In wine, location is the key ingredient. In fact, each bottle showcases an authentic characteristic of the soil, climate and temperature of the region, and the uniqueness of local growers and winemakers. When you pick a wine from Napa Valley it means something to you. The words Napa Valley represent more than a name. They denote a specific wine growing place.
That's why, the NVV has worked diligently and proactively for more than 70 years to preserve and protect the Napa Valley and prevent consumer confusion. It's why we support other quality wine regions around the world with similar efforts.
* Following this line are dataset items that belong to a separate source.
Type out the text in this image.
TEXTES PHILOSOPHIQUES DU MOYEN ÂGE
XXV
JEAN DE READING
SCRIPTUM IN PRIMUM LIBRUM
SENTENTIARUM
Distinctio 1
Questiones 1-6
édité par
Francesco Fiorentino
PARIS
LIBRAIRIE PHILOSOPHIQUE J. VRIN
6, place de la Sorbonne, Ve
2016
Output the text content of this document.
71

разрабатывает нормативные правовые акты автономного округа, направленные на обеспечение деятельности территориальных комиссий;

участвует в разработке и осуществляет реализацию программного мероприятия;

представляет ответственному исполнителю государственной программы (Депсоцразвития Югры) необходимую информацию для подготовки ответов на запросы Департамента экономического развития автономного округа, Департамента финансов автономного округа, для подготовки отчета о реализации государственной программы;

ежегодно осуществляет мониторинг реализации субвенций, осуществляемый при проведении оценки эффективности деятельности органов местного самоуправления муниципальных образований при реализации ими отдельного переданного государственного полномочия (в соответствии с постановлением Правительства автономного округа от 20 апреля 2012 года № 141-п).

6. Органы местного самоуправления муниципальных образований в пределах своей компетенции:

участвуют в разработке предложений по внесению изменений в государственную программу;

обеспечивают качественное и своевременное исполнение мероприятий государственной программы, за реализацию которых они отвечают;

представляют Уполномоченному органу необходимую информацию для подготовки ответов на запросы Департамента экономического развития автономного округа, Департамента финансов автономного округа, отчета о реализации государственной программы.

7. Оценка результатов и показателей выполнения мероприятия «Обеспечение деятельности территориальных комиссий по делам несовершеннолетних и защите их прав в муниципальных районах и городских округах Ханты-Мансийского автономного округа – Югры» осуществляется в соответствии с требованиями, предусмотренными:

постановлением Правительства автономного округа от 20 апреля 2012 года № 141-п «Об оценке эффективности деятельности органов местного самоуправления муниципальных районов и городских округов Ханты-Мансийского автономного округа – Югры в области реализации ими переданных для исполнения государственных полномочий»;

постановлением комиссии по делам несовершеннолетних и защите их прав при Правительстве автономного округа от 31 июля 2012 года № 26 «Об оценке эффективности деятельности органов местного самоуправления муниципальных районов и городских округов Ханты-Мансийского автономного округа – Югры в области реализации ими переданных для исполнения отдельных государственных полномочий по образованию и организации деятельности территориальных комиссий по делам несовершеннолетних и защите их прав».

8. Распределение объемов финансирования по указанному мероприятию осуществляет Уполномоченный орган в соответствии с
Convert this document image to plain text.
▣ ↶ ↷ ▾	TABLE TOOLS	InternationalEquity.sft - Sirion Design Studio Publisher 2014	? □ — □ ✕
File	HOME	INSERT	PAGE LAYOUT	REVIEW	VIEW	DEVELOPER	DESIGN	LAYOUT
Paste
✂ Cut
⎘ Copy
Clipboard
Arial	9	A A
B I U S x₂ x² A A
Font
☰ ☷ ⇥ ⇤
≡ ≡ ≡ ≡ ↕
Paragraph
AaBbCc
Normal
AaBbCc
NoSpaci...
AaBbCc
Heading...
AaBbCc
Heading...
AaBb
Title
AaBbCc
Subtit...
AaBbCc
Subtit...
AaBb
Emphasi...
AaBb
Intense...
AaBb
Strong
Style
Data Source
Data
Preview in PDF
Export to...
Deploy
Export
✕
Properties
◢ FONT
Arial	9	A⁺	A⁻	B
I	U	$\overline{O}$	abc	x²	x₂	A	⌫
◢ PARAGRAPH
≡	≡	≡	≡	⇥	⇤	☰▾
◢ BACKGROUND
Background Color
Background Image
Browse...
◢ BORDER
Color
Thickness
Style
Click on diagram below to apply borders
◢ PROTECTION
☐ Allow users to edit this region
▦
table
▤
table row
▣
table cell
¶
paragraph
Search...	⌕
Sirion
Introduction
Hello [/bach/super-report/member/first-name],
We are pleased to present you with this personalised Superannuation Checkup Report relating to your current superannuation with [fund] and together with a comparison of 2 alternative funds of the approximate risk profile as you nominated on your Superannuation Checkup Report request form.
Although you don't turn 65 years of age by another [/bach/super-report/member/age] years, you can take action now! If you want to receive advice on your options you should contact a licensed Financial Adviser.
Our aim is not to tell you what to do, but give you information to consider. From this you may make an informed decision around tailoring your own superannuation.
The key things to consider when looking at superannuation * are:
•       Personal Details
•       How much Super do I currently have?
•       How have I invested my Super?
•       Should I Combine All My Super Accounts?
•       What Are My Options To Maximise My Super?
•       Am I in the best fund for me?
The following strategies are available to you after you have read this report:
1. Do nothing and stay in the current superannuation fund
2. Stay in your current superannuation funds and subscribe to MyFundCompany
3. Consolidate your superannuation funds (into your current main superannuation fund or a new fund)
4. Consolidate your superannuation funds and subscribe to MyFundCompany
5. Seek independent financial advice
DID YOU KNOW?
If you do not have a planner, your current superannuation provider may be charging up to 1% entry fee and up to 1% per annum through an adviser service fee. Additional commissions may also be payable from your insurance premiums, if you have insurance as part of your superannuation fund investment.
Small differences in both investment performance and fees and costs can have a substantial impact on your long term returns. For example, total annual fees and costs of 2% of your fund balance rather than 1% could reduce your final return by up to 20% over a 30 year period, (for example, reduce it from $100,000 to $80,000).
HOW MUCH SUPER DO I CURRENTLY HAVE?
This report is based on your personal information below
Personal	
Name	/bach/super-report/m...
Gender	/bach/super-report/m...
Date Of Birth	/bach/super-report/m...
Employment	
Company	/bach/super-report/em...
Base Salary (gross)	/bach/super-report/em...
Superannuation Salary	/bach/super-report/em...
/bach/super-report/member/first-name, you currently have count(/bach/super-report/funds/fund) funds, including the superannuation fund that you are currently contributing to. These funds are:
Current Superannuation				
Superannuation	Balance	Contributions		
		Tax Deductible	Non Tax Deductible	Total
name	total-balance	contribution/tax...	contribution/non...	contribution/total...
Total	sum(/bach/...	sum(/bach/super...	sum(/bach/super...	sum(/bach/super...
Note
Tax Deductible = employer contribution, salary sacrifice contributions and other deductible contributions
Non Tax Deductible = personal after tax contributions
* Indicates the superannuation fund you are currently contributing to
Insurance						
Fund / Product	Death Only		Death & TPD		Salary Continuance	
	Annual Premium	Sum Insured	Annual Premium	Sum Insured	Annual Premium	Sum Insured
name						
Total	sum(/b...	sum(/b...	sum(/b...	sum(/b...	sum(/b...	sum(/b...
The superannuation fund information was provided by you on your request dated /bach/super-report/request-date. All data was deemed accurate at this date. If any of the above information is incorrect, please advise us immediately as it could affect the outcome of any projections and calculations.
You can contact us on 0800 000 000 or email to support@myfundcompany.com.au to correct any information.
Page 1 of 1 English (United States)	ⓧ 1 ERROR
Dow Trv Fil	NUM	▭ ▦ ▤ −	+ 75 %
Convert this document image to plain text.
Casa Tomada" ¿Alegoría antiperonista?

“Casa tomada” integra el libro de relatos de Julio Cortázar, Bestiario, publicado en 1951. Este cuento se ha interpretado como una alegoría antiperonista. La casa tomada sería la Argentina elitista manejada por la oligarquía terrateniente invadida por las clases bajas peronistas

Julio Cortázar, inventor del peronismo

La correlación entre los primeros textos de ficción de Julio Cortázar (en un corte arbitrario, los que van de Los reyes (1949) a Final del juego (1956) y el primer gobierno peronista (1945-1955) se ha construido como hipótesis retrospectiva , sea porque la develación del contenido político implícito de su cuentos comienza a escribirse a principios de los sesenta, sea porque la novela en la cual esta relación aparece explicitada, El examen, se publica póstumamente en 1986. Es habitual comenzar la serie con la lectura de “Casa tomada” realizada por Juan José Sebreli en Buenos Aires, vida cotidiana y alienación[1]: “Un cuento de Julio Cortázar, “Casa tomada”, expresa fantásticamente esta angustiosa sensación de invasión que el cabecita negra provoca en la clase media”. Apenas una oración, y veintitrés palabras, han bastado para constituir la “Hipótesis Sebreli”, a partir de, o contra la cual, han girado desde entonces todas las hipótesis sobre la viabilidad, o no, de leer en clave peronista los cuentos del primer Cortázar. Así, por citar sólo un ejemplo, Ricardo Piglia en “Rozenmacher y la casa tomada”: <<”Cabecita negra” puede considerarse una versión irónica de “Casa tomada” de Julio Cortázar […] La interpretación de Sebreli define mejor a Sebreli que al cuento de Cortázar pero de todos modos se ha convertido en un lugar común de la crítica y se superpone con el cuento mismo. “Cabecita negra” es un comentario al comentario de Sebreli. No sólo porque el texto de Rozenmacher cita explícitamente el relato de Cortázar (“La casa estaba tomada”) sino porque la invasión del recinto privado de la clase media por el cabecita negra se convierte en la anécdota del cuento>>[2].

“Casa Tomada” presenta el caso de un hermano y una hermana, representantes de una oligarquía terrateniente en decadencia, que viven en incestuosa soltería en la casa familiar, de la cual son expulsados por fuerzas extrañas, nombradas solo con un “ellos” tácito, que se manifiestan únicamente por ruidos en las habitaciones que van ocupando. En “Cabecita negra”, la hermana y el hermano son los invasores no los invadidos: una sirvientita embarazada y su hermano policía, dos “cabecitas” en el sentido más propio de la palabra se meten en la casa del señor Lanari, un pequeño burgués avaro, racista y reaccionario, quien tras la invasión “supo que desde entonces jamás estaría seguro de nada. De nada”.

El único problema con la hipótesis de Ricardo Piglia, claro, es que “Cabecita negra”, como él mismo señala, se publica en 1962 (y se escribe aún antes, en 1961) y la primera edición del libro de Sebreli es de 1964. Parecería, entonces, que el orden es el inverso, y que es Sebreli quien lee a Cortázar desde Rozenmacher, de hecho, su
When the location of a wine's true place of origin is misrepresented, consumers are misled and the sanctity of all quality wine regions is undermined.
Our goal is simple: a wine label should not suggest the grapes come from Napa unless they really do.
In 2000 the NVV successfully sponsored state legislation that requires any brand using the name Napa, or any of the names of appellations wholly contained within Napa County, to qualify at minimum for the Napa County appellation of origin. The regulation is a natural adjunct to the state law enacted in 1990 that requires Napa Valley to be used on the label in conjunction with any of the appellations wholly contained within Napa Valley.
In late 2000, Bronco Wine Company filed a lawsuit challenging the new state law. The procedural rules in California provide that a party with a strong interest in a matter before the courts can intervene and become a party to the lawsuit. After the hard-won battle to get the legislation signed into law, the Napa Valley Vintners Board of Directors decided to intervene in the court case to allow it to take part in the defense of the statute.
The case made its way through the California court system, with the State Supreme Court ultimately upholding the Napa Name Law in 2005. Bronco appealed that decision to the U.S. Supreme Court, which did not hear the case. The law was upheld, becoming a major victory not only for Napa Valley, but also for wine consumers.
While the case was making its way through the court, in 2005, we helped to establish the Declaration to Protect Wine Place & Origin. Renamed the Wine Origins Alliance, the Alliance works collaboratively to ensure wine place names are protected and not abused or miscommunicated to consumers. Napa Valley is proud to join with Barossa, Bordeaux, Bourgogne/Chablis, British Columbia, Champagne, Chianti Classico, Finger Lakes, Jerez-Xérès-Sherry, Livermore Valley, Long Island, McLaren Vale, Missouri, Monterey, Oregon, Paso Robles, Porto, Rhone, Rioja, Santa Barbara County, Seneca Lake, Sonoma County, South Africa, Texas, Tokaj, Victoria, Walla Walla Valley, Washington state, Willamette Valley, Western Australia and Yamanashi.
While we may be competitors in the global marketplace, we all agree that each region is unique and produces wines impossible to duplicate anywhere else. It's simple: when it comes to wine, location matters. We urge you to join us in looking carefully at all wine labels and ensuring that you know where your wines come from. For more information, visit origins.wine or follow the coalition on Twitter and Facebook.
In response to infringements upon the Napa name internationally, the NVV has worked directly with governmental agencies from around the world to protect the Napa brand. Napa Valley was the first non-European Union product of any kind to receive Geographical Indication (GI) Protection in the EU in 2007. In 2012, the NVV was the first wine region in the world to receive GI status in mainland China. Other countries that have extended official name protection to Napa Valley include Australia, Brazil, Canada, India, New Zealand, Norway, Singapore, Taiwan and Thailand.